L’existence d’Israël est un fait avant d’être une idée et elle ne demande pas permission ; le peuple juif n’a donc pas à s’expliquer en dehors de la morale juive, en dehors de la Torah. Certains non-juifs le comprendront, parce qu’ils sauront reconnaître une vérité qui n’est pas la leur, mais ceux qui refuseront et voudront empêcher Israël d’être Israël, ceux qui persisteront à vouloir plier le réel juif à leurs normes, devront être combattus et arrêtés, non par haine mais parce qu’il y a là une incompatibilité de visions du monde, déjà formulée dans la tradition, et si Israël a tant cédé, tant concédé, tant cherché à entrer dans le langage moral des autres, c’est souvent au prix de l’oubli de lui-même, alors qu’il n’a pas à demander sa place : il l’habite, par la Torah, par l’alliance, par cette morale juive qui ne prétend pas être celle de tous, mais qui est la sienne, et qui suffit.
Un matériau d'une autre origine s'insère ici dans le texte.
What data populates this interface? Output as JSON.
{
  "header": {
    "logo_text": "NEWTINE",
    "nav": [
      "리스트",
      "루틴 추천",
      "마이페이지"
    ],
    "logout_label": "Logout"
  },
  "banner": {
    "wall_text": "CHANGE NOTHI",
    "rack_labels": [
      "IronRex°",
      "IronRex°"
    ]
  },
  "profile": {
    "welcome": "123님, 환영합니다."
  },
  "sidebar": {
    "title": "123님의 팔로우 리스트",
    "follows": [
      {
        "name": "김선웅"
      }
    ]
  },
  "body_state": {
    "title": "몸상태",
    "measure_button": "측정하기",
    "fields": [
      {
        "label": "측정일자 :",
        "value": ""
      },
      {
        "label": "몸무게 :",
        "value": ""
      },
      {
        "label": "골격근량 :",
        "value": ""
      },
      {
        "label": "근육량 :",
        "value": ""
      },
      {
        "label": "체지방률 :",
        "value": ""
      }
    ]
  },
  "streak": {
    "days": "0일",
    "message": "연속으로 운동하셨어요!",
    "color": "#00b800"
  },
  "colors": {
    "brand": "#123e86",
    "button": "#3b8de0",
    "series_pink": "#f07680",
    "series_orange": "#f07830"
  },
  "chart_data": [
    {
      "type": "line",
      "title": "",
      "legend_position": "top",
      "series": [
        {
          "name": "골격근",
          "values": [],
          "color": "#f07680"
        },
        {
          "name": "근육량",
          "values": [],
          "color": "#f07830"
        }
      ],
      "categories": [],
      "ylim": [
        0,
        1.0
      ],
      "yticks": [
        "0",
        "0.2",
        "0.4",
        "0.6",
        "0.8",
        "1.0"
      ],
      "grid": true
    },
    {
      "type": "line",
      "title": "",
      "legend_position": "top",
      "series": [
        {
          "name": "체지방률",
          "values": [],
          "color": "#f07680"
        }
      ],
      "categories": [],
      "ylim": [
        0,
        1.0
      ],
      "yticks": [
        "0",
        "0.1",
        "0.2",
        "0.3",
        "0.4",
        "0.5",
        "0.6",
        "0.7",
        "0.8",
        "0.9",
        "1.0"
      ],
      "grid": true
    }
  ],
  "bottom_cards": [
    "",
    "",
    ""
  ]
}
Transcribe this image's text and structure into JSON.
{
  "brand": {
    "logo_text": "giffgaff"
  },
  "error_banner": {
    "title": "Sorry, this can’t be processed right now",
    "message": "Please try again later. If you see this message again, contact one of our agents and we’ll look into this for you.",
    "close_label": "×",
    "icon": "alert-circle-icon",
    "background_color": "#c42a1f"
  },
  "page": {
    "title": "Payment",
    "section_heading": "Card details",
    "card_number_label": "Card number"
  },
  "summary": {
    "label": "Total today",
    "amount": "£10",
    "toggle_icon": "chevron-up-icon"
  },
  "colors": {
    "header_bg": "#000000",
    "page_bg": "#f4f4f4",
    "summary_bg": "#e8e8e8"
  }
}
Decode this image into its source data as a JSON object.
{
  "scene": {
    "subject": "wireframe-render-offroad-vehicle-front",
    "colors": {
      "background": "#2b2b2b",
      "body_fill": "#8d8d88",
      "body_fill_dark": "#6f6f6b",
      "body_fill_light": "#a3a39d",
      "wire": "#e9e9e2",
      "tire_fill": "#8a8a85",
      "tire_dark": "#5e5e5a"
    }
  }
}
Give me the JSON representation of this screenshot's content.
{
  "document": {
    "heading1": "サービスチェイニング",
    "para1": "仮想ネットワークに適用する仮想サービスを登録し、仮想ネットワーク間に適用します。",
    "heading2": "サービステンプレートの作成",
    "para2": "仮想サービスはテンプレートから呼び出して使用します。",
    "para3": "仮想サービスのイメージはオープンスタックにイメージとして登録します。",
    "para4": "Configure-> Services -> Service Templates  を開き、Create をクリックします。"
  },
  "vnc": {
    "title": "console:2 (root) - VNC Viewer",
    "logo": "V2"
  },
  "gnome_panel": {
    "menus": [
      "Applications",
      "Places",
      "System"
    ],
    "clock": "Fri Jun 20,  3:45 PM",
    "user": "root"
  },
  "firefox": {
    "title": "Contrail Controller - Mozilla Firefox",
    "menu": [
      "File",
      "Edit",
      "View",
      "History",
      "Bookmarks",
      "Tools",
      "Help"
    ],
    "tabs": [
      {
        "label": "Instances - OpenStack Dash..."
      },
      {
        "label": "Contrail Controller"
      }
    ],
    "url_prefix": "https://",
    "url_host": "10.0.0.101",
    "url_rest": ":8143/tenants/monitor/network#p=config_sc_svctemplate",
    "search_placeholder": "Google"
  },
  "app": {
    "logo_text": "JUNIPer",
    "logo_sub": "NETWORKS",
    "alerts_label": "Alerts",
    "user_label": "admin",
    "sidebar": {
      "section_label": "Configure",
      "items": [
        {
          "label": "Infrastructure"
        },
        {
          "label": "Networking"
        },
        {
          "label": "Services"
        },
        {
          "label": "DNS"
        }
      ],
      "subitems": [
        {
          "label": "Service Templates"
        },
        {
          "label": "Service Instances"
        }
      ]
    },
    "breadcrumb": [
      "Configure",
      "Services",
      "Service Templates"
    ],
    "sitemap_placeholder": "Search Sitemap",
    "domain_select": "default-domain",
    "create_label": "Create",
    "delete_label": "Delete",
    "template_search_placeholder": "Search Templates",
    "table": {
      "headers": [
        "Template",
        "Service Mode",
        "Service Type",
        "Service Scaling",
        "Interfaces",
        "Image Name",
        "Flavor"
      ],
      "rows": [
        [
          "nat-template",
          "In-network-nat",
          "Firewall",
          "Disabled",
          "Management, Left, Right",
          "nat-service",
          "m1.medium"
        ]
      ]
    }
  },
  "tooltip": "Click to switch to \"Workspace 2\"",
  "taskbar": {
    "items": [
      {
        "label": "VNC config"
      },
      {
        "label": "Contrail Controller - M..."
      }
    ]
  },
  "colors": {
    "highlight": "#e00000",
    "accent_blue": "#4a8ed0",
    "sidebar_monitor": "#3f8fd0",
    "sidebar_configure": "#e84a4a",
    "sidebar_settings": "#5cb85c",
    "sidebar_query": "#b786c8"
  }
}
Dans un monde post-moderne qui prétend avoir dépassé les identités, les héritages et les vérités fortes, la complexité est que cette ère se dit tolérante tout en vivant dans la suspicion permanente, déconstruisant toute singularité pour la dissoudre dans une grande soupe indifférenciée, où chacun serait sommé de n’être plus qu’un individu abstrait, sans histoire, sans nom, sans logique propre, mais où, paradoxalement, le Juif ne cesse d’apparaître comme une anomalie, car le nom même de Juif porte en lui, qu’il le veuille ou non, qu’il l’assume ou le rejette, la logique juive, la trace d’une alliance, d’une mémoire, d’une loi, et c’est précisément cela que le post-modernisme ne supporte pas, car il ne cherche pas seulement l’égalité mais l’effacement, non la coexistence des différences mais leur neutralisation ; ainsi, sous couvert d’universalisme, il tend à vouloir anéantir ce qui résiste à la fusion, et l’histoire montre que tout projet universalisant, totalisant, qu’il soit religieux, politique ou idéologique, a toujours fini par mettre les Juifs à part, comme si, dans chaque système qui prétend parler au nom de tous, le Juif ne pouvait jamais vraiment trouver sa place, ni dedans ni dehors, toujours suspect, toujours en trop, parce qu’il rappelle par sa seule existence qu’il y a un reste irréductible, une fidélité qui ne se laisse pas absorber ; la difficulté aujourd’hui est donc de continuer à être dans un monde post-moderne qui se proclame ouvert et pluraliste, mais qui en réalité ne tolère que ce qui accepte de se dissoudre, et qui regarde avec méfiance toute identité qui ne se laisse pas déconstruire, de sorte que la tolérance affichée devient une intolérance déguisée, et que la logique juive, parce qu’elle refuse la soupe et maintient une forme, une loi, une continuité, se retrouve de nouveau visée, non plus au nom d’une vérité absolue, mais au nom d’un relativisme qui, au fond, n’accepte que lui-même.